Daily revenue and ticket count:
Fri: revenue = 13736.29, count = 45
Mon: revenue = 13548.82, count = 45
Sat: revenue = 14367.91, count = 45
Sun: revenue = 13782.55, count = 45
Thu: revenue = 13643.49, count = 45
Tue: revenue = 13316.07, count = 44
Wed: revenue = 10388.16, count = 33


In [87]:
total_revenue = prices.sum()
sum_of_daily = daily_revenue.sum()

In [88]:
print("\nTotal revenue from prices:", round(total_revenue, 2))
print("Sum of daily revenue:", round(sum_of_daily, 2))
print("Match?:", np.isclose(total_revenue, sum_of_daily))


Total revenue from prices: 92783.29
Sum of daily revenue: 92783.29
Match?: True


#### Task 4: Identify high-price tickets
Define high-price tickets as those above the 90th percentile of prices. Use NumPy to compute the percentile threshold and select the corresponding tickets. Report the threshold and the count of high-price tickets, and verify that all selected prices are greater than or equal to the threshold.

In [89]:
threshold_90 = np.percentile(prices, 90)

In [90]:
high_price_tickets = np.array(cleaned_tickets)[prices >= threshold_90]

In [91]:
print("90th percentile threshold:", round(threshold_90,2))
print("Number of high-price tickets:", high_price_tickets.shape[0])
print("All prices >= threshold?:", np.all(prices[prices >= threshold_90] >= threshold_90))

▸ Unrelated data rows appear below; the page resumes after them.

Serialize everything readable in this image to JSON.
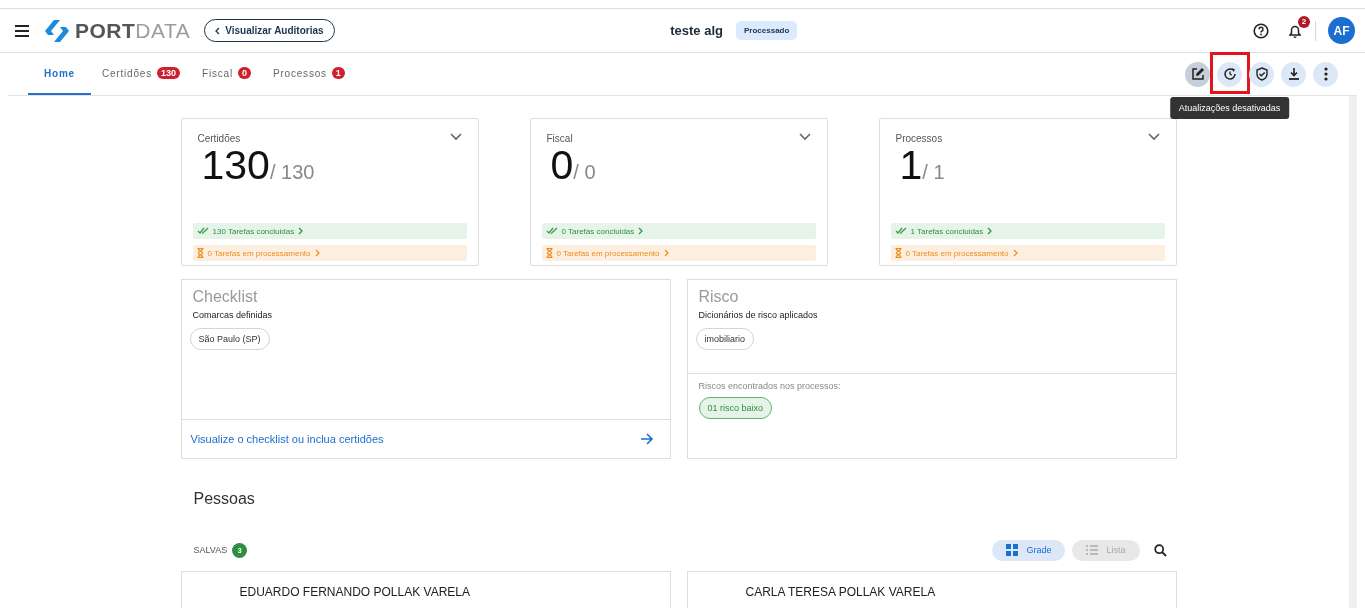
{
  "header": {
    "logo_bold": "PORT",
    "logo_light": "DATA",
    "back_button": "Visualizar Auditorias",
    "title": "teste alg",
    "status_badge": "Processado",
    "notification_count": "2",
    "avatar_initials": "AF"
  },
  "tabs": [
    {
      "label": "Home",
      "selected": true
    },
    {
      "label": "Certidões",
      "badge": "130",
      "selected": false
    },
    {
      "label": "Fiscal",
      "badge": "0",
      "selected": false
    },
    {
      "label": "Processos",
      "badge": "1",
      "selected": false
    }
  ],
  "toolbar": {
    "buttons": [
      {
        "kind": "edit",
        "pressed": true,
        "highlighted": false
      },
      {
        "kind": "refresh",
        "pressed": false,
        "highlighted": true
      },
      {
        "kind": "shield",
        "pressed": false,
        "highlighted": false
      },
      {
        "kind": "download",
        "pressed": false,
        "highlighted": false
      },
      {
        "kind": "more",
        "pressed": false,
        "highlighted": false
      }
    ],
    "tooltip": "Atualizações desativadas"
  },
  "summary_cards": [
    {
      "title": "Certidões",
      "value": "130",
      "total": "/ 130",
      "done": "130 Tarefas concluidas",
      "processing": "0 Tarefas em processamento"
    },
    {
      "title": "Fiscal",
      "value": "0",
      "total": "/ 0",
      "done": "0 Tarefas concluidas",
      "processing": "0 Tarefas em processamento"
    },
    {
      "title": "Processos",
      "value": "1",
      "total": "/ 1",
      "done": "1 Tarefas concluidas",
      "processing": "0 Tarefas em processamento"
    }
  ],
  "checklist": {
    "title": "Checklist",
    "subtitle": "Comarcas definidas",
    "chips": [
      "São Paulo (SP)"
    ],
    "link": "Visualize o checklist ou inclua certidões"
  },
  "risk": {
    "title": "Risco",
    "subtitle": "Dicionários de risco aplicados",
    "chips": [
      "imobiliario"
    ],
    "found_label": "Riscos encontrados nos processos:",
    "found_chips": [
      "01 risco baixo"
    ]
  },
  "people": {
    "title": "Pessoas",
    "saved_label": "SALVAS",
    "saved_count": "3",
    "views": [
      {
        "label": "Grade",
        "kind": "grid",
        "selected": true
      },
      {
        "label": "Lista",
        "kind": "list",
        "selected": false
      }
    ],
    "cards": [
      "EDUARDO FERNANDO POLLAK VARELA",
      "CARLA TERESA POLLAK VARELA"
    ]
  }
}
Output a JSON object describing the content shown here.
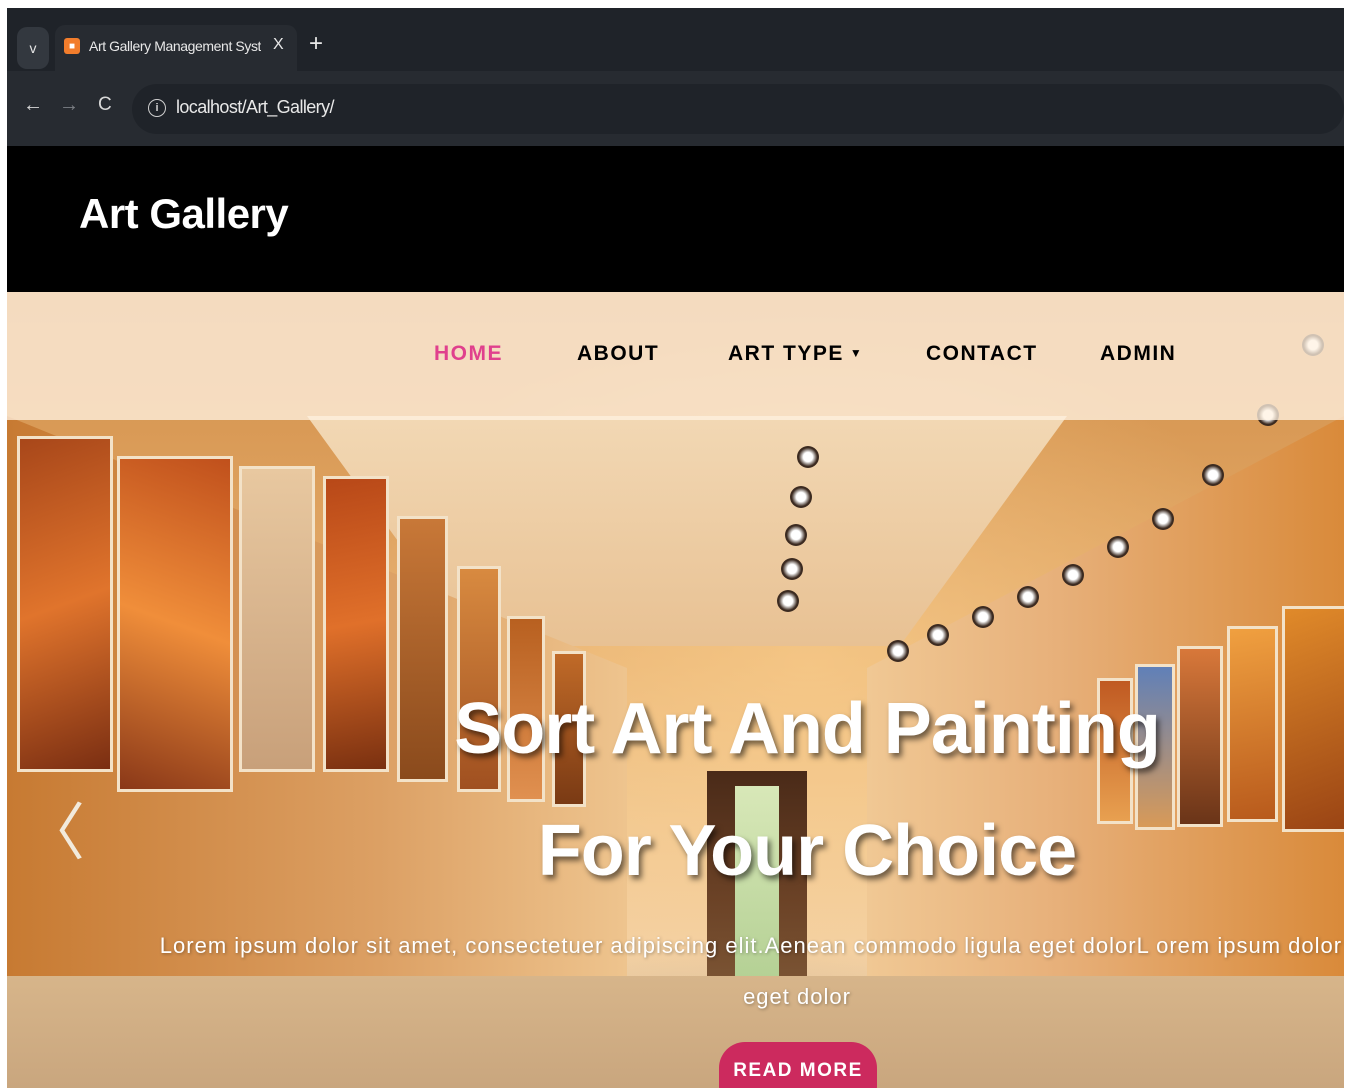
{
  "browser": {
    "tab_title": "Art Gallery Management System",
    "tab_close": "X",
    "new_tab": "+",
    "tab_list": "v",
    "url": "localhost/Art_Gallery/",
    "back": "←",
    "forward": "→",
    "reload": "C",
    "info": "i"
  },
  "site": {
    "brand": "Art Gallery",
    "nav": [
      {
        "label": "HOME",
        "active": true
      },
      {
        "label": "ABOUT",
        "active": false
      },
      {
        "label": "ART TYPE",
        "active": false
      },
      {
        "label": "CONTACT",
        "active": false
      },
      {
        "label": "ADMIN",
        "active": false
      }
    ],
    "nav_caret": "▼",
    "accent_color": "#e0408d",
    "button_color": "#cc2a5e"
  },
  "hero": {
    "title_line1": "Sort Art And Painting",
    "title_line2": "For Your Choice",
    "subtitle": "Lorem ipsum dolor sit amet, consectetuer adipiscing elit.Aenean commodo ligula eget dolorL orem ipsum dolor sit amet eget dolor",
    "button": "READ MORE",
    "prev_arrow": "〈"
  }
}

90th percentile threshold: 466.61
Number of high-price tickets: 31
All prices >= threshold?: True


#### Task 5: Produce a final report
Create a report dictionary with keys total_tickets, cleaned_tickets, mean_price, std_price, daily_totals, and high_price_count. Convert the report into a readable string and print it in the notebook. Include at least one explicit validation statement, such as confirming that cleaned_tickets is less than or equal to total_tickets.

In [92]:
report = {
    "total_tickets": len(tickets),
    "cleaned_tickets": len(cleaned_tickets),
    "mean_price": round(prices.mean(), 2),
    "std_price": round(prices.std(), 2),
    "daily_totals": {d: round(total, 2) for d, total in zip(unique_days, daily_revenue)},
    "high_price_count": high_price_tickets.shape[0]
}

assert report["cleaned_tickets"] <= report["total_tickets"], "Cleaned tickets cannot exceed total tickets"

In [93]:

report_str = (
    f"Report Summary:\n"
    f"-----------------\n"
    f"Total tickets: {report['total_tickets']}\n"
    f"Cleaned tickets: {report['cleaned_tickets']}\n"
    f"Mean price: ${report['mean_price']}\n"
    f"Std dev of prices: ${report['std_price']}\n"
    f"Daily revenue totals:\n"
)

In [94]:
for day, total in report["daily_totals"].items():
    report_str += f"  {day}: ${total}\n"

report_str += f"High-price ticket count (90th percentile+): {report['high_price_count']}\n"

print(report_str)

Report Summary:
-----------------
Total tickets: 320
Cleaned tickets: 302
Mean price: $307.23
Std dev of prices: $115.41
Daily revenue totals:
  Fri: $13736.29
  Mon: $13548.82
  Sat: $14367.91
  Sun: $13782.55
  Thu: $13643.49
  Tue: $13316.07
  Wed: $10388.16
High-price ticket count (90th percentile+): 31